Home | About | Sematext search-lucene.com search-hadoop.com
 Search Hadoop and all its subprojects:

Switch to Threaded View
Kafka >> mail # user >> 0.8 behavior change: consumer "re-receives" last batch of messages in a topic?


Copy link to this message
-
Re: 0.8 behavior change: consumer "re-receives" last batch of messages in a topic?
Hi,

I noticed the same thing. In 0.8.0 the offset passed to the fetch is where
you want to start, not where you left off. So the last offset read from the
previous batch is truly the 'last offset' so you need to save it and ask
for it +1. Otherwise you keep asking for that last offset, which is valid
so it keeps returning.

Be careful with the +1 logic. Don't keep adding 1 if you don't get
anything.
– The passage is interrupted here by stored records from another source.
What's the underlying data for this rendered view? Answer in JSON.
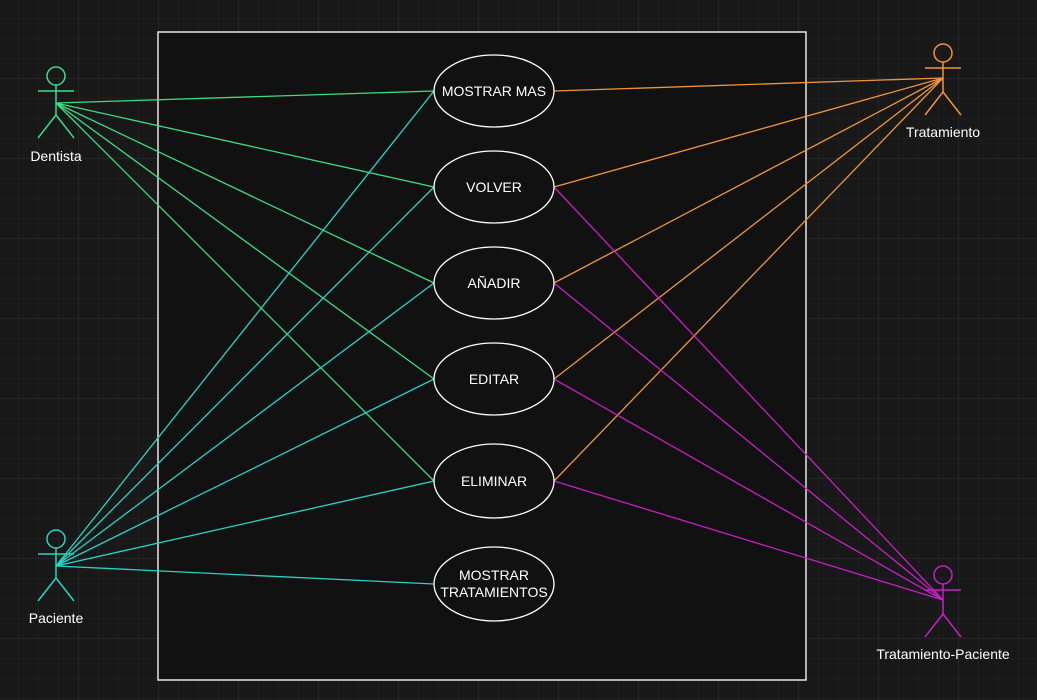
{
  "colors": {
    "background": "#181818",
    "dentista": "#3ddc84",
    "paciente": "#29d3c9",
    "tratamiento": "#f0953b",
    "tratamiento_paciente": "#c81ec8",
    "boundary": "#e6e6e6",
    "use_case_fill": "#111111",
    "use_case_stroke": "#ffffff"
  },
  "actors": {
    "dentista": {
      "label": "Dentista",
      "icon": "stick-figure"
    },
    "paciente": {
      "label": "Paciente",
      "icon": "stick-figure"
    },
    "tratamiento": {
      "label": "Tratamiento",
      "icon": "stick-figure"
    },
    "tratamiento_paciente": {
      "label": "Tratamiento-Paciente",
      "icon": "stick-figure"
    }
  },
  "use_cases": {
    "mostrar_mas": {
      "label": "MOSTRAR MAS"
    },
    "volver": {
      "label": "VOLVER"
    },
    "anadir": {
      "label": "AÑADIR"
    },
    "editar": {
      "label": "EDITAR"
    },
    "eliminar": {
      "label": "ELIMINAR"
    },
    "mostrar_tratamientos": {
      "line1": "MOSTRAR",
      "line2": "TRATAMIENTOS"
    }
  }
}
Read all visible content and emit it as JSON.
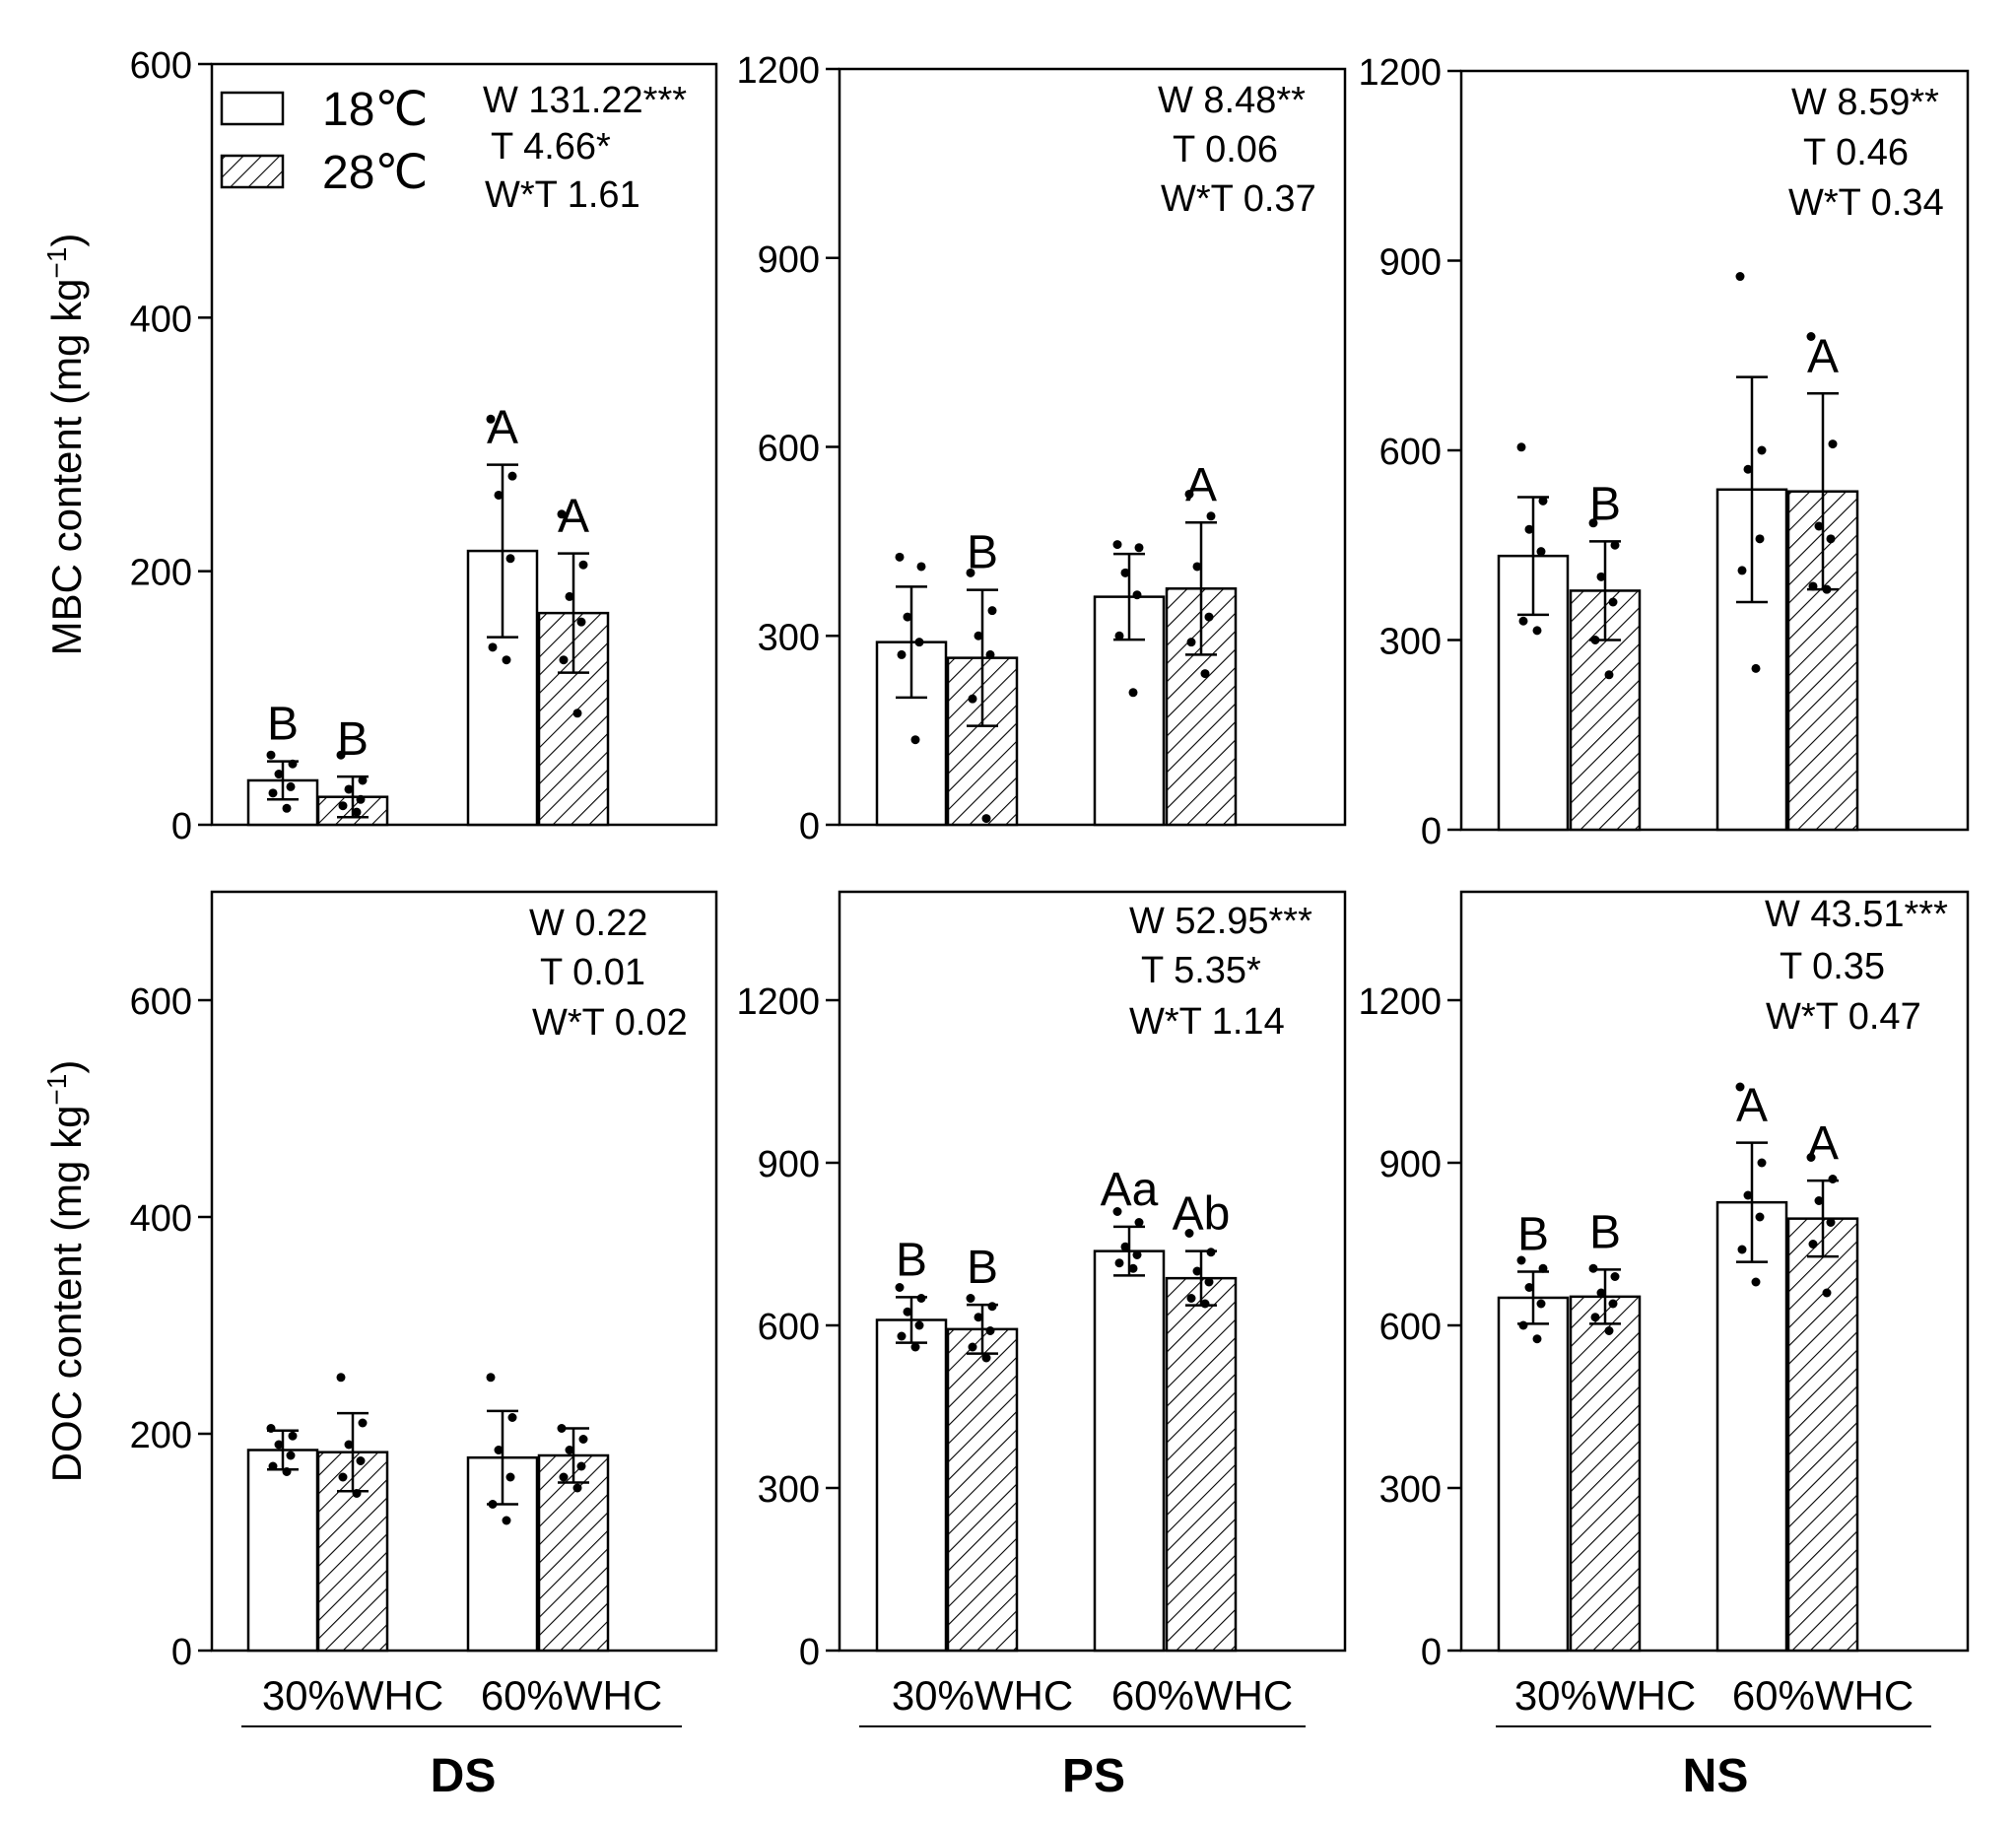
{
  "chart_data": [
    {
      "type": "bar",
      "panel": "MBC-DS",
      "ylim": [
        0,
        600
      ],
      "yticks": [
        0,
        200,
        400,
        600
      ],
      "ylabel": "MBC content (mg kg",
      "ylabel_sup": "−1",
      "ylabel_end": ")",
      "categories": [
        "30%WHC",
        "60%WHC"
      ],
      "series": [
        {
          "name": "18℃",
          "values": [
            35,
            216
          ],
          "errors": [
            15,
            68
          ],
          "letters": [
            "B",
            "A"
          ],
          "points": [
            [
              55,
              48,
              40,
              30,
              25,
              13
            ],
            [
              320,
              275,
              260,
              210,
              140,
              130
            ]
          ]
        },
        {
          "name": "28℃",
          "values": [
            22,
            167
          ],
          "errors": [
            16,
            47
          ],
          "letters": [
            "B",
            "A"
          ],
          "points": [
            [
              55,
              35,
              28,
              20,
              15,
              10
            ],
            [
              245,
              205,
              180,
              160,
              130,
              88
            ]
          ]
        }
      ],
      "stats": [
        "W 131.22***",
        "T 4.66*",
        "W*T 1.61"
      ]
    },
    {
      "type": "bar",
      "panel": "MBC-PS",
      "ylim": [
        0,
        1200
      ],
      "yticks": [
        0,
        300,
        600,
        900,
        1200
      ],
      "categories": [
        "30%WHC",
        "60%WHC"
      ],
      "series": [
        {
          "name": "18℃",
          "values": [
            290,
            362
          ],
          "errors": [
            88,
            68
          ],
          "letters": [
            "",
            ""
          ],
          "points": [
            [
              425,
              410,
              330,
              290,
              270,
              135
            ],
            [
              445,
              440,
              400,
              365,
              300,
              210
            ]
          ]
        },
        {
          "name": "28℃",
          "values": [
            265,
            375
          ],
          "errors": [
            108,
            105
          ],
          "letters": [
            "B",
            "A"
          ],
          "points": [
            [
              400,
              340,
              300,
              270,
              200,
              10
            ],
            [
              525,
              490,
              410,
              330,
              290,
              240
            ]
          ]
        }
      ],
      "stats": [
        "W 8.48**",
        "T 0.06",
        "W*T 0.37"
      ]
    },
    {
      "type": "bar",
      "panel": "MBC-NS",
      "ylim": [
        0,
        1200
      ],
      "yticks": [
        0,
        300,
        600,
        900,
        1200
      ],
      "categories": [
        "30%WHC",
        "60%WHC"
      ],
      "series": [
        {
          "name": "18℃",
          "values": [
            433,
            538
          ],
          "errors": [
            93,
            178
          ],
          "letters": [
            "",
            ""
          ],
          "points": [
            [
              605,
              520,
              475,
              440,
              330,
              315
            ],
            [
              875,
              600,
              570,
              460,
              410,
              255
            ]
          ]
        },
        {
          "name": "28℃",
          "values": [
            378,
            535
          ],
          "errors": [
            78,
            155
          ],
          "letters": [
            "B",
            "A"
          ],
          "points": [
            [
              485,
              450,
              400,
              360,
              300,
              245
            ],
            [
              780,
              610,
              480,
              460,
              385,
              380
            ]
          ]
        }
      ],
      "stats": [
        "W 8.59**",
        "T 0.46",
        "W*T 0.34"
      ]
    },
    {
      "type": "bar",
      "panel": "DOC-DS",
      "ylim": [
        0,
        700
      ],
      "yticks": [
        0,
        200,
        400,
        600
      ],
      "ylabel": "DOC content (mg kg",
      "ylabel_sup": "−1",
      "ylabel_end": ")",
      "categories": [
        "30%WHC",
        "60%WHC"
      ],
      "series": [
        {
          "name": "18℃",
          "values": [
            185,
            178
          ],
          "errors": [
            18,
            43
          ],
          "letters": [
            "",
            ""
          ],
          "points": [
            [
              205,
              198,
              190,
              180,
              170,
              165
            ],
            [
              252,
              215,
              185,
              160,
              135,
              120
            ]
          ]
        },
        {
          "name": "28℃",
          "values": [
            183,
            180
          ],
          "errors": [
            36,
            25
          ],
          "letters": [
            "",
            ""
          ],
          "points": [
            [
              252,
              210,
              190,
              175,
              160,
              145
            ],
            [
              205,
              195,
              185,
              170,
              160,
              150
            ]
          ]
        }
      ],
      "stats": [
        "W 0.22",
        "T 0.01",
        "W*T 0.02"
      ]
    },
    {
      "type": "bar",
      "panel": "DOC-PS",
      "ylim": [
        0,
        1400
      ],
      "yticks": [
        0,
        300,
        600,
        900,
        1200
      ],
      "categories": [
        "30%WHC",
        "60%WHC"
      ],
      "series": [
        {
          "name": "18℃",
          "values": [
            610,
            737
          ],
          "errors": [
            42,
            45
          ],
          "letters": [
            "B",
            "Aa"
          ],
          "points": [
            [
              670,
              650,
              625,
              600,
              580,
              560
            ],
            [
              810,
              790,
              745,
              730,
              715,
              705
            ]
          ]
        },
        {
          "name": "28℃",
          "values": [
            593,
            687
          ],
          "errors": [
            45,
            50
          ],
          "letters": [
            "B",
            "Ab"
          ],
          "points": [
            [
              650,
              635,
              615,
              590,
              560,
              540
            ],
            [
              770,
              735,
              700,
              680,
              650,
              640
            ]
          ]
        }
      ],
      "stats": [
        "W 52.95***",
        "T 5.35*",
        "W*T 1.14"
      ]
    },
    {
      "type": "bar",
      "panel": "DOC-NS",
      "ylim": [
        0,
        1400
      ],
      "yticks": [
        0,
        300,
        600,
        900,
        1200
      ],
      "categories": [
        "30%WHC",
        "60%WHC"
      ],
      "series": [
        {
          "name": "18℃",
          "values": [
            651,
            827
          ],
          "errors": [
            48,
            110
          ],
          "letters": [
            "B",
            "A"
          ],
          "points": [
            [
              720,
              705,
              670,
              640,
              600,
              575
            ],
            [
              1040,
              900,
              840,
              800,
              740,
              680
            ]
          ]
        },
        {
          "name": "28℃",
          "values": [
            653,
            797
          ],
          "errors": [
            50,
            70
          ],
          "letters": [
            "B",
            "A"
          ],
          "points": [
            [
              705,
              690,
              660,
              640,
              615,
              590
            ],
            [
              910,
              870,
              830,
              790,
              750,
              660
            ]
          ]
        }
      ],
      "stats": [
        "W 43.51***",
        "T 0.35",
        "W*T 0.47"
      ]
    }
  ],
  "legend": {
    "items": [
      {
        "label": "18℃",
        "pattern": "open"
      },
      {
        "label": "28℃",
        "pattern": "hatched"
      }
    ]
  },
  "groups": [
    "DS",
    "PS",
    "NS"
  ],
  "x_categories": [
    "30%WHC",
    "60%WHC"
  ]
}
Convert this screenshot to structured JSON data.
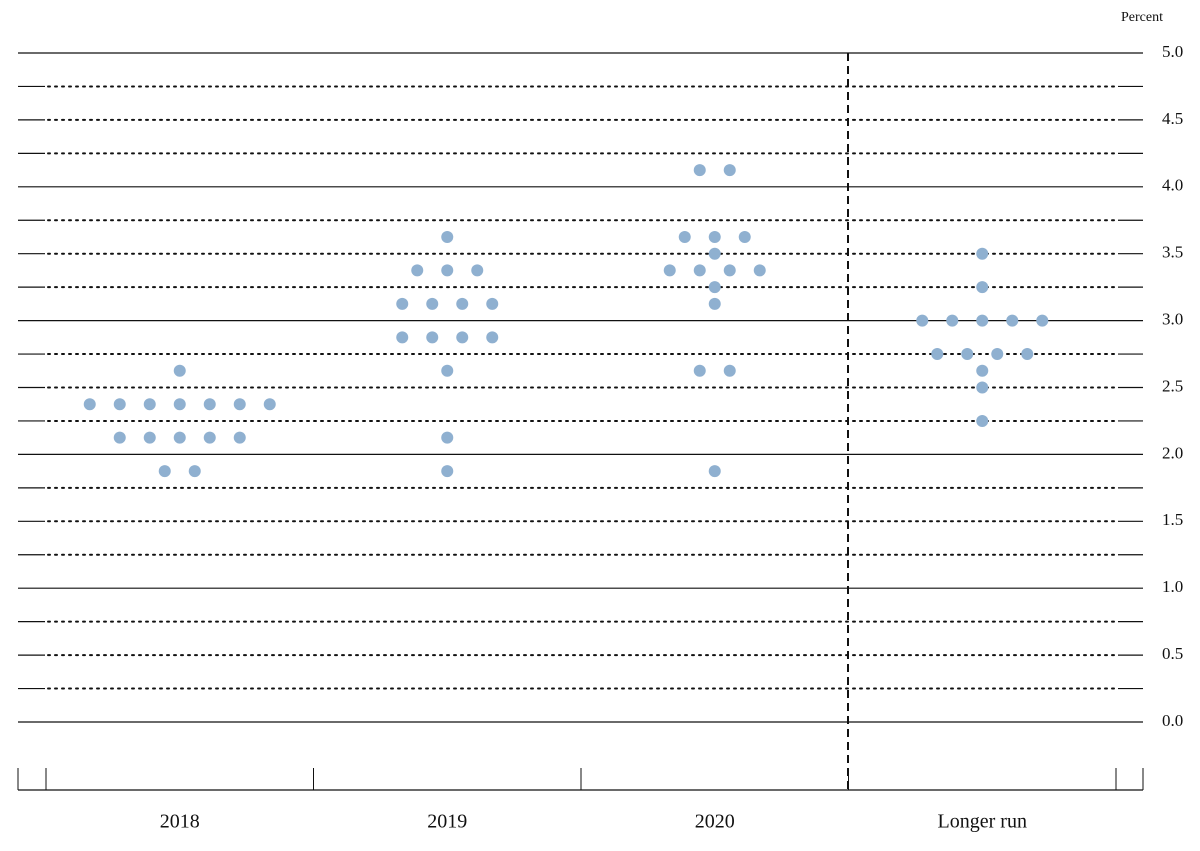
{
  "chart_data": {
    "type": "dot",
    "y_label": "Percent",
    "categories": [
      "2018",
      "2019",
      "2020",
      "Longer run"
    ],
    "values": [
      [
        2.625,
        2.375,
        2.375,
        2.375,
        2.375,
        2.375,
        2.375,
        2.375,
        2.125,
        2.125,
        2.125,
        2.125,
        2.125,
        1.875,
        1.875
      ],
      [
        3.625,
        3.375,
        3.375,
        3.375,
        3.125,
        3.125,
        3.125,
        3.125,
        2.875,
        2.875,
        2.875,
        2.875,
        2.625,
        2.125,
        1.875
      ],
      [
        4.125,
        4.125,
        3.625,
        3.625,
        3.625,
        3.5,
        3.375,
        3.375,
        3.375,
        3.375,
        3.25,
        3.125,
        2.625,
        2.625,
        1.875
      ],
      [
        3.5,
        3.25,
        3.0,
        3.0,
        3.0,
        3.0,
        3.0,
        2.75,
        2.75,
        2.75,
        2.75,
        2.625,
        2.5,
        2.25
      ]
    ],
    "color": "#8fb0d0",
    "ylim": [
      0,
      5
    ],
    "yticks": [
      {
        "value": 0,
        "label": "0.0"
      },
      0.5,
      {
        "value": 1,
        "label": "1.0"
      },
      1.5,
      {
        "value": 2,
        "label": "2.0"
      },
      2.5,
      {
        "value": 3,
        "label": "3.0"
      },
      3.5,
      {
        "value": 4,
        "label": "4.0"
      },
      4.5,
      {
        "value": 5,
        "label": "5.0"
      }
    ],
    "minor_yticks": [
      0.25,
      0.75,
      1.25,
      1.75,
      2.25,
      2.75,
      3.25,
      3.75,
      4.25,
      4.75
    ],
    "grid": true
  }
}
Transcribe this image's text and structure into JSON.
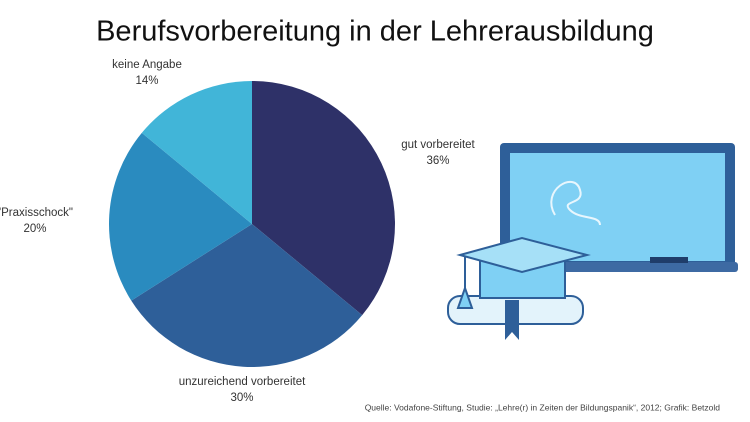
{
  "chart_data": {
    "type": "pie",
    "title": "Berufsvorbereitung in der Lehrerausbildung",
    "categories": [
      "gut vorbereitet",
      "unzureichend vorbereitet",
      "\"Praxisschock\"",
      "keine Angabe"
    ],
    "values": [
      36,
      30,
      20,
      14
    ],
    "value_labels": [
      "36%",
      "30%",
      "20%",
      "14%"
    ],
    "colors": [
      "#2e3168",
      "#2e5f99",
      "#2a8bbf",
      "#41b5d8"
    ],
    "source": "Quelle: Vodafone-Stiftung, Studie: „Lehre(r) in Zeiten der Bildungspanik“, 2012; Grafik: Betzold"
  }
}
It should always be 'last offset read +1'

I think this happened with the change from file-byte offsets to offset as a
message #.

Chris
On Wed, Mar 13, 2013 at 2:49 PM, Hargett, Phil <
[EMAIL PROTECTED]> wrote:

> I have 2 consumers in our scenario, reading from different brokers. Each
> broker is running standalone, although each have their own dedicated
> zookeeper instance for bookkeeping.
>
> After switching from 0.7.2, I noticed that both consumers exhibited high
> CPU usage. I am not yet exploiting any zookeeper knowledge in my consumer
> code; I am just making calls to the SimpleConsumer in the java API, passing
> the host and port of my broker.
>
> In 0.7.2, I kept the last offset from messages received via a fetch, and
> used that as the offset passed into the fetch method when receiving the
> next message set.
>
> With 0.8, I had to add a check to drop fetched messages when the message's
> offset was less than my own offset, based on the last message I saw. If I
> didn't make that change, it seemed like the last 200 or so messages in my
> topic  (probably matches a magic batch size configured somewhere in all of
> this code) were continually refetched.
>
> In this scenario, my topic was no longer accumulating messages, as I had
> turned off the producer, so I was expecting the fetches to eventually
> either block, return an empty message set, or fail (not sure of semantics
> of fetch). Continually receiving the last "batch" of messages at the end of
> the topic was not a semantic I expected.
>
> Is this an intended change in behavior—or do I need to write better
> consumer code?
>
> Guidance, please.
>
> :)